Пациентка Градская, которую навязала Мономаху Анна Нелидова, явно ощущала себя не в своей тарелке, лежа в одиночестве в одноместной ВИП-палате. Когда он вошел, она смотрела телевизор, пульт от которого находился у нее в руке. При его появлении Градская отключила звук и напряглась: заведующий отделением не был ее лечащим врачом, и его приход, по ее мнению, не сулил ничего хорошего. Однако Мономах принес отличные новости.
— Добрый день, — поздоровался он, усаживаясь на стул рядом с койкой больной. — Завтра прооперируем вас.
— Правда? — обрадовалась Градская. — Вы будете оперировать?
Он кивнул.
— Ой, как хорошо! Говорят, вы лучший хирург этой больницы?
— Не врут, — усмехнулся Мономах, ложная скромность, на его взгляд, могла украсить только барышень, да и то не всегда. — Как ваше самочувствие… вообще?
— Ой, да все нормально, честно!
— У вас есть все препараты?
— Да, слава богу… С тех пор как я выписалась из онкологического института, мне стало значительно легче!

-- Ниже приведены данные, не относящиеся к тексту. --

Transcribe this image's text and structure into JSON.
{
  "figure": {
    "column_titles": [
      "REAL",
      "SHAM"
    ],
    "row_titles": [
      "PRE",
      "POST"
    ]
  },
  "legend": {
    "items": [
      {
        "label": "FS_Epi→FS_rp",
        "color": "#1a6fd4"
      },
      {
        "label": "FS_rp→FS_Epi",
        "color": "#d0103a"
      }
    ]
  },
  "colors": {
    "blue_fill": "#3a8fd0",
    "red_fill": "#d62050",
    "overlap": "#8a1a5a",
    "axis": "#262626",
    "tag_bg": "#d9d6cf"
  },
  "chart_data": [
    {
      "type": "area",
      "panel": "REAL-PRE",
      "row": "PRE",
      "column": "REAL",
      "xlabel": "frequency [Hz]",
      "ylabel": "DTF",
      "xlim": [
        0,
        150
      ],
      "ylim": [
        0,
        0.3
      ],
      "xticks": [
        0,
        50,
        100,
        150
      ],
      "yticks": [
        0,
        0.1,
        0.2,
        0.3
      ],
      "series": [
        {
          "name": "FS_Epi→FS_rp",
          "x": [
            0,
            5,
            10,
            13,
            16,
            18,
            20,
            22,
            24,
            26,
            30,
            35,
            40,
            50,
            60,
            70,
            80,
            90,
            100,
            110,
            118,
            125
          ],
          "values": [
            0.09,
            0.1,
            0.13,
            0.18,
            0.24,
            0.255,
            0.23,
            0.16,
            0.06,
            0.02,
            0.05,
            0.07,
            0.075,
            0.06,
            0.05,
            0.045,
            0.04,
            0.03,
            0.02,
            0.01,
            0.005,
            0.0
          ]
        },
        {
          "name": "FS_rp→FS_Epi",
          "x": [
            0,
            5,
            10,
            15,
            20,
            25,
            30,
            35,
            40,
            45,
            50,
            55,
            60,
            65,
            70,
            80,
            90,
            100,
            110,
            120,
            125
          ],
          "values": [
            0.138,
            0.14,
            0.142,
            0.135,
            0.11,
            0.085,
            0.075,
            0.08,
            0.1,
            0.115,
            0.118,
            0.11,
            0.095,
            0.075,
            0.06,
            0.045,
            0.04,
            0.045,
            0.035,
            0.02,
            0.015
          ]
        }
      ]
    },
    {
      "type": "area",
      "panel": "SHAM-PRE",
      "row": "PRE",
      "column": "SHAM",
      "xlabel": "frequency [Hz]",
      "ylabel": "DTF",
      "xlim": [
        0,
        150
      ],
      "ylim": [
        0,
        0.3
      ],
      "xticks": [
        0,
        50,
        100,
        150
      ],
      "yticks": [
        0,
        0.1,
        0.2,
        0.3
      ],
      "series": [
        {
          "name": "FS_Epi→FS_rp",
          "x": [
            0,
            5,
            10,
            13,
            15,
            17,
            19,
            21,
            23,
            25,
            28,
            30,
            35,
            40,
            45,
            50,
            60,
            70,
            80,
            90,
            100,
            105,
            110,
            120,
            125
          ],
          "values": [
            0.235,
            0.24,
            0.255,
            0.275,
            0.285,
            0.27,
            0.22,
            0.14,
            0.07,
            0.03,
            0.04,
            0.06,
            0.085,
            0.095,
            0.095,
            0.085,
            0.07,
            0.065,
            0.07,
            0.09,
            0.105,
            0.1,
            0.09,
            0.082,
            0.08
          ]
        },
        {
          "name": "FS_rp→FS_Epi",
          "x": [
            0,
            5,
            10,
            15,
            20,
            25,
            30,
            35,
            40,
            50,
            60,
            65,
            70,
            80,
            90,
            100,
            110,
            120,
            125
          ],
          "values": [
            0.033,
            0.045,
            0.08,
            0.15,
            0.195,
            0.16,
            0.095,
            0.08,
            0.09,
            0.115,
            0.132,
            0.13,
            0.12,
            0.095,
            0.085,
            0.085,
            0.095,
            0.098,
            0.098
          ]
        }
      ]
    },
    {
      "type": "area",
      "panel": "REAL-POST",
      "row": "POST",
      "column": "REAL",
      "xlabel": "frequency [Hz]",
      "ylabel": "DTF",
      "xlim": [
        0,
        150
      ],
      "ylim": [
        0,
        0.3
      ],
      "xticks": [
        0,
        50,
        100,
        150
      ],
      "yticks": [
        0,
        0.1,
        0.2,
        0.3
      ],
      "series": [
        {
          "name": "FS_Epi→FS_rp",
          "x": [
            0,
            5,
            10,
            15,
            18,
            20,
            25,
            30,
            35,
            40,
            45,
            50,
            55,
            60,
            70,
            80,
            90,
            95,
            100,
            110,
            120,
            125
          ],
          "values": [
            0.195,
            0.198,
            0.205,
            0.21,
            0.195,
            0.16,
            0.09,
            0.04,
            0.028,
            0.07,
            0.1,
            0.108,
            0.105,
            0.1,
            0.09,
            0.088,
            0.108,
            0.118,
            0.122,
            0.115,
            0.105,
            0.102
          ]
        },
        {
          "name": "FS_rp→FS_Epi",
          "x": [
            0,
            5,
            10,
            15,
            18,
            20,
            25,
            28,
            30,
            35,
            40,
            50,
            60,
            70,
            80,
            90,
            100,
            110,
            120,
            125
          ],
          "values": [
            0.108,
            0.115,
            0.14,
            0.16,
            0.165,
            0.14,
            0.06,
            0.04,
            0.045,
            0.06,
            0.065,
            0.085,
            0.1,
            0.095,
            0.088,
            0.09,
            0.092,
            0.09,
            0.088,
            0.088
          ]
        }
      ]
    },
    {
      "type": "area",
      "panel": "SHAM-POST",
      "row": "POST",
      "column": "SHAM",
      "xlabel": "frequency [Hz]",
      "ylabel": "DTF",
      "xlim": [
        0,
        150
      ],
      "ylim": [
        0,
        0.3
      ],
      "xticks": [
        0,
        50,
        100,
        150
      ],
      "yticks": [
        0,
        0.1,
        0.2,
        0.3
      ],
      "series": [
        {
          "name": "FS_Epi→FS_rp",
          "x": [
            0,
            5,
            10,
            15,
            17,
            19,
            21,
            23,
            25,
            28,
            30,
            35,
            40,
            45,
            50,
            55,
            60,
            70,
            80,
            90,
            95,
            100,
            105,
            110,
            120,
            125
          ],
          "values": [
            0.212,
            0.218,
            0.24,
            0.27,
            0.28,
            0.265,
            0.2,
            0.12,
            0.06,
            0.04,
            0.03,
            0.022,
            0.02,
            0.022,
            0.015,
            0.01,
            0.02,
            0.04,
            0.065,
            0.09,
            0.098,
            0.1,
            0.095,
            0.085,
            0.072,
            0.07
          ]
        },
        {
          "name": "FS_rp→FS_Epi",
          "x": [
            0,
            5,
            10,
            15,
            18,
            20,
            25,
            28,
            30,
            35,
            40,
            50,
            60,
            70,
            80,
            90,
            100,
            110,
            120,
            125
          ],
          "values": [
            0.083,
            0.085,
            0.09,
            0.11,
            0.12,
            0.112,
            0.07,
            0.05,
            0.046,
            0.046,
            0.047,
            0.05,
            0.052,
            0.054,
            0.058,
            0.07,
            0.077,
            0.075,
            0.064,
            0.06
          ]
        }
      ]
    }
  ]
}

— Ну, так и должно быть, — пожал он плечами. — Я видел в вашей карте, что вам удалили молочную железу и провели химиотерапию.
— Да-да, а всего, говорят, надо как минимум три — для полной уверенности, что болезнь не вернется. Но знаете, доктор, я в больнице чувствовала себя очень плохо, и химиотерапия не помогала как будто бы…
— Так бывает в начале лечения, — не дослушав, объяснил Мономах. — Потом организм начинает принимать препараты — во всяком случае, при положительной динамике лечения.
— А я все-таки благодарна тому мальчику, который посоветовал мне перейти на амбулаторное лечение!
— Какому еще мальчику?
— Ну там, в больнице, мой лечащий врач… вернее, ординатор, наверное? Вот он и убедил меня, что лучше выписаться и продолжать лечение амбулаторно, и даже подсказал, где удобнее это сделать. И с тех пор мне стало намного лучше!
— А вам препарат, случайно, не меняли?
— Да нет, препарат тот же.
Ответить на это Мономаху было нечего. Странно, что работник больницы порекомендовал пациентке уйти. Обычно, если есть возможность проходить лечение в стационаре, больные довольны, ведь каждый день мотаться через весь город — не самое приятное испытание для нездорового, ослабленного человека! С другой стороны, этому есть вполне рациональное, хоть и циничное объяснение: если лечащий врач видит, что терапия не помогает, ему легче по-быстрому выпихнуть больную домой, нежели отчитываться о негативных результатах. Однако ординатор вряд ли мог самостоятельно принять такое решение: либо такова политика онкоцентра, либо его кто-то надоумил!